Whilst getting some courseware ready I was playing around writing some code and I decided to very simply show when a window starts and ends based on you asking for a TumblingWindow of n time units in StreamInsight. I thought this was going to be a two second thing but what I found was something I haven’t yet found documented anywhere until now. All this code is written in C# and will slot straight into my favourite quick-win dev tool LinqPad Let’s first create a sample dataset var EnumerableCollection = new []
{
new {id = 1, StartTime = DateTime.Parse("2010-10-01 12:00:00 PM").ToLocalTime()},
new {id = 2, StartTime = DateTime.Parse("2010-10-01 12:20:00 PM").ToLocalTime()},
new {id = 3, StartTime = DateTime.Parse("2010-10-01 12:30:00 PM").ToLocalTime()},
new {id = 4, StartTime = DateTime.Parse("2010-10-01 12:40:00 PM").ToLocalTime()},
new {id = 5, StartTime = DateTime.Parse("2010-10-01 12:50:00 PM").ToLocalTime()},
new {id = 6, StartTime = DateTime.Parse("2010-10-01 01:00:00 PM").ToLocalTime()},
new {id = 7, StartTime = DateTime.Parse("2010-10-01 01:10:00 PM").ToLocalTime()},
new {id = 8, StartTime = DateTime.Parse("2010-10-01 02:00:00 PM").ToLocalTime()},
new {id = 9, StartTime = DateTime.Parse("2010-10-01 03:20:00 PM").ToLocalTime()},
new {id = 10, StartTime = DateTime.Parse("2010-10-01 03:30:00 PM").ToLocalTime()},
new {id = 11, StartTime = DateTime.Parse("2010-10-01 04:40:00 PM").ToLocalTime()},
new {id = 12, StartTime = DateTime.Parse("2010-10-01 04:50:00 PM").ToLocalTime()},
new {id = 13, StartTime = DateTime.Parse("2010-10-01 05:00:00 PM").ToLocalTime()},
new {id = 14, StartTime = DateTime.Parse("2010-10-01 05:10:00 PM").ToLocalTime()}
};
Now let’s create a stream of point events
var inputStream = EnumerableCollection
.ToPointStream(Application,evt=> PointEvent
.CreateInsert(evt.StartTime,evt),AdvanceTimeSettings.StrictlyIncreasingStartTime);
Now we can create our windows over the stream. The first window we will create is a one hour tumbling window. We’'ll count the events in the window but what we do here is not the point, the point is our window edges.

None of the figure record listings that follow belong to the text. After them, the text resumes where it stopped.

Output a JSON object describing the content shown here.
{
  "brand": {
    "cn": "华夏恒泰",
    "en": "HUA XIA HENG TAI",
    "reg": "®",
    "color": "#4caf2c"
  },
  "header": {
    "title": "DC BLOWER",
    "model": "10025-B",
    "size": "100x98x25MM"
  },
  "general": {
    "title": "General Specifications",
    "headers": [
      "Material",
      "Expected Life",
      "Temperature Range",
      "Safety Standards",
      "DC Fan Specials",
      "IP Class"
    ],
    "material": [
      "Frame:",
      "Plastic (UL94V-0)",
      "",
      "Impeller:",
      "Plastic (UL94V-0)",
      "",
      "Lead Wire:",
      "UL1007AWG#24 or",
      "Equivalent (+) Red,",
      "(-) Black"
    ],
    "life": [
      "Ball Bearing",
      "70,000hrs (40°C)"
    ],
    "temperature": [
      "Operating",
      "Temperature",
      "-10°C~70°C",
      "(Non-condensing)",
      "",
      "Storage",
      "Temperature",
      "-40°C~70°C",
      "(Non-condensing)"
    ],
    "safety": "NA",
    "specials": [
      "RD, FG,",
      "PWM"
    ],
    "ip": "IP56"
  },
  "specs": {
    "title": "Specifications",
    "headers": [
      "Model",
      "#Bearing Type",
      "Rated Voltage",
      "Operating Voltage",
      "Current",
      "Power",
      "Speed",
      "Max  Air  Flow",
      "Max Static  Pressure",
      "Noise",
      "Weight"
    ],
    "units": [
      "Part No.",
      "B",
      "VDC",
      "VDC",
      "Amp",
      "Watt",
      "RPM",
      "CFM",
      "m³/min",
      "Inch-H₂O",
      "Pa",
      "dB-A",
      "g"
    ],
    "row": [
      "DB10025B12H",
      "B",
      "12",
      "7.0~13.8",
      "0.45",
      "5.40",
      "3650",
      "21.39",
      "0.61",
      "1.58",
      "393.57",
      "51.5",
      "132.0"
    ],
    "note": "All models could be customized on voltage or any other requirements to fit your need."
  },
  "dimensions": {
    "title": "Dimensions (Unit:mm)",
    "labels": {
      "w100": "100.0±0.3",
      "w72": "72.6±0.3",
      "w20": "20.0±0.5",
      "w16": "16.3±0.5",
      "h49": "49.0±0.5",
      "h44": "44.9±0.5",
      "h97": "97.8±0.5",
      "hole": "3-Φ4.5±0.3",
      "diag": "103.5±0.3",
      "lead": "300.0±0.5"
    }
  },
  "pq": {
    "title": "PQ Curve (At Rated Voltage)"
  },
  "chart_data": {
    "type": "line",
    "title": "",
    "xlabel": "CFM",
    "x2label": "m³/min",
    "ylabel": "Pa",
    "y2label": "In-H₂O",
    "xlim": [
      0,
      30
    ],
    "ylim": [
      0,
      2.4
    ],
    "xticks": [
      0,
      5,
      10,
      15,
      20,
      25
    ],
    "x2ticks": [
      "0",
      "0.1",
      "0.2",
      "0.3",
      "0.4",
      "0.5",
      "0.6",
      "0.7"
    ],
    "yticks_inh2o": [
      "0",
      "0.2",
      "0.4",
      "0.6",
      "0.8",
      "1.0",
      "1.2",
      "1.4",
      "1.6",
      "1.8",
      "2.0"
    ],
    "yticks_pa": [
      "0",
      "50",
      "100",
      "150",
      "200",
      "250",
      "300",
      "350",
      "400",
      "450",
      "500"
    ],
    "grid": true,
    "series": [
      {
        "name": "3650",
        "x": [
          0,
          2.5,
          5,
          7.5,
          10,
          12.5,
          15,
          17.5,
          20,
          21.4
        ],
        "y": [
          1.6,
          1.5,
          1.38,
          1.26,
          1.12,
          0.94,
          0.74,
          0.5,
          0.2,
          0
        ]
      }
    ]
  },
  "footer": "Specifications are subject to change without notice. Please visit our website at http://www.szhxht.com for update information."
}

var windowedStream = from win in inputStream.TumblingWindow(TimeSpan.FromHours(1),HoppingWindowOutputPolicy.ClipToWindowEnd)
select new {CountOfEntries = win.Count()};
Now we can have a look at what we get. I am only going to show the first non Cti event as that is enough to demonstrate what is going on
windowedStream.ToIntervalEnumerable().First(e=> e.EventKind == EventKind.Insert).Dump("First Row from Windowed Stream");
The results are below
EventKind
Insert
StartTime
01/10/2010 12:00
EndTime
01/10/2010 13:00
{ CountOfEntries = 5 }
Payload
CountOfEntries
5
Now this makes sense and is quite often the width of window specified in examples. So what happens if I change the windowing code now to
var windowedStream = from win in inputStream.TumblingWindow(TimeSpan.FromHours(5),HoppingWindowOutputPolicy.ClipToWindowEnd)

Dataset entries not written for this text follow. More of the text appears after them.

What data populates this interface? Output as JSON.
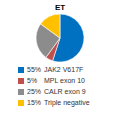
{
  "chart_data": {
    "type": "pie",
    "title": "ET",
    "categories": [
      "JAK2 V617F",
      "MPL exon 10",
      "CALR exon 9",
      "Triple negative"
    ],
    "values": [
      55,
      5,
      25,
      15
    ],
    "value_labels": [
      "55%",
      "5%",
      "25%",
      "15%"
    ],
    "colors": [
      "#0070c0",
      "#c0504d",
      "#8c8c8c",
      "#ffc000"
    ],
    "legend": "bottom"
  }
}
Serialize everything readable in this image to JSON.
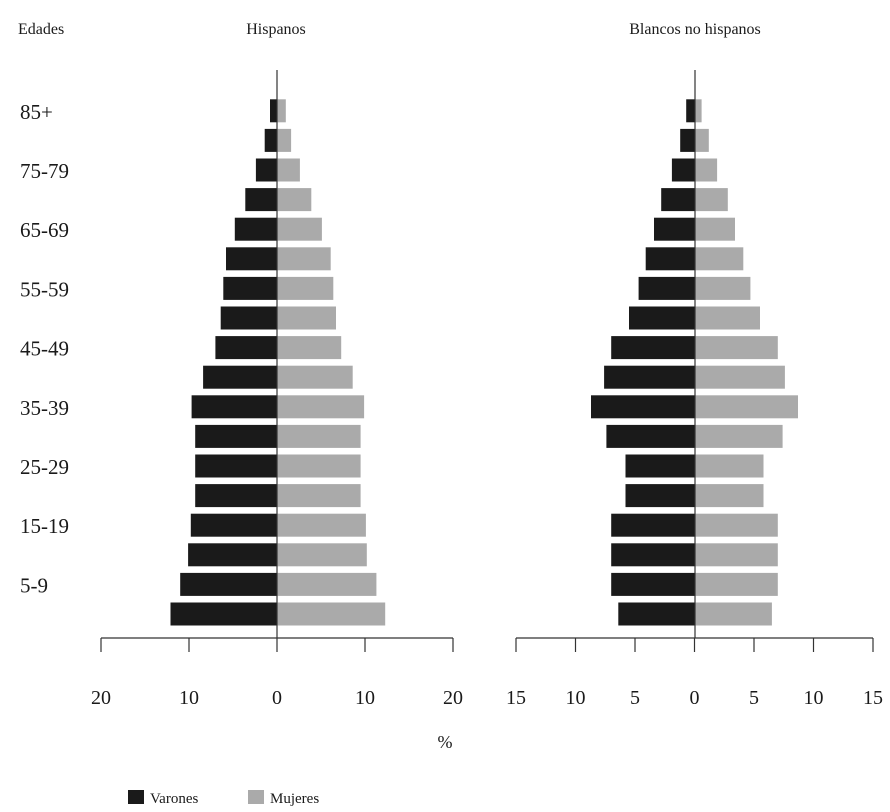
{
  "chart_data": [
    {
      "type": "bar",
      "orientation": "horizontal-population-pyramid",
      "title": "Hispanos",
      "y_header": "Edades",
      "xlabel": "%",
      "xlim": [
        -20,
        20
      ],
      "x_ticks": [
        -20,
        -10,
        0,
        10,
        20
      ],
      "x_tick_labels": [
        "20",
        "10",
        "0",
        "10",
        "20"
      ],
      "categories": [
        "85+",
        "80-84",
        "75-79",
        "70-74",
        "65-69",
        "60-64",
        "55-59",
        "50-54",
        "45-49",
        "40-44",
        "35-39",
        "30-34",
        "25-29",
        "20-24",
        "15-19",
        "10-14",
        "5-9",
        "0-4"
      ],
      "shown_category_labels": [
        "85+",
        "75-79",
        "65-69",
        "55-59",
        "45-49",
        "35-39",
        "25-29",
        "15-19",
        "5-9"
      ],
      "series": [
        {
          "name": "Varones",
          "side": "left",
          "color": "#1a1a1a",
          "values": [
            0.8,
            1.4,
            2.4,
            3.6,
            4.8,
            5.8,
            6.1,
            6.4,
            7.0,
            8.4,
            9.7,
            9.3,
            9.3,
            9.3,
            9.8,
            10.1,
            11.0,
            12.1
          ]
        },
        {
          "name": "Mujeres",
          "side": "right",
          "color": "#aaaaaa",
          "values": [
            1.0,
            1.6,
            2.6,
            3.9,
            5.1,
            6.1,
            6.4,
            6.7,
            7.3,
            8.6,
            9.9,
            9.5,
            9.5,
            9.5,
            10.1,
            10.2,
            11.3,
            12.3
          ]
        }
      ]
    },
    {
      "type": "bar",
      "orientation": "horizontal-population-pyramid",
      "title": "Blancos no hispanos",
      "xlim": [
        -15,
        15
      ],
      "x_ticks": [
        -15,
        -10,
        -5,
        0,
        5,
        10,
        15
      ],
      "x_tick_labels": [
        "15",
        "10",
        "5",
        "0",
        "5",
        "10",
        "15"
      ],
      "categories": [
        "85+",
        "80-84",
        "75-79",
        "70-74",
        "65-69",
        "60-64",
        "55-59",
        "50-54",
        "45-49",
        "40-44",
        "35-39",
        "30-34",
        "25-29",
        "20-24",
        "15-19",
        "10-14",
        "5-9",
        "0-4"
      ],
      "series": [
        {
          "name": "Varones",
          "side": "left",
          "color": "#1a1a1a",
          "values": [
            0.7,
            1.2,
            1.9,
            2.8,
            3.4,
            4.1,
            4.7,
            5.5,
            7.0,
            7.6,
            8.7,
            7.4,
            5.8,
            5.8,
            7.0,
            7.0,
            7.0,
            6.4
          ]
        },
        {
          "name": "Mujeres",
          "side": "right",
          "color": "#aaaaaa",
          "values": [
            0.6,
            1.2,
            1.9,
            2.8,
            3.4,
            4.1,
            4.7,
            5.5,
            7.0,
            7.6,
            8.7,
            7.4,
            5.8,
            5.8,
            7.0,
            7.0,
            7.0,
            6.5
          ]
        }
      ]
    }
  ],
  "legend": {
    "placement": "bottom-left",
    "items": [
      {
        "label": "Varones",
        "color": "#1a1a1a"
      },
      {
        "label": "Mujeres",
        "color": "#aaaaaa"
      }
    ]
  }
}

select new {CountOfEntries = win.Count()};
Now where does your window start? What about
var windowedStream = from win in inputStream.TumblingWindow(TimeSpan.FromMinutes(13),HoppingWindowOutputPolicy.ClipToWindowEnd)
select new {CountOfEntries = win.Count()};
Well for the first example your window will start at 01/10/2010 10:00:00 , and for the second example it will start at 01/10/2010 11:55:00
Surprised?
Here is the reason why and thanks to the StreamInsight team for listening.
Windows start at TimeSpan.MinValue. Windows are then created from that point onwards of the size you specified in your code. If a window contains no events they are not produced by the engine to the output. This is why window start times can be before the first event is created.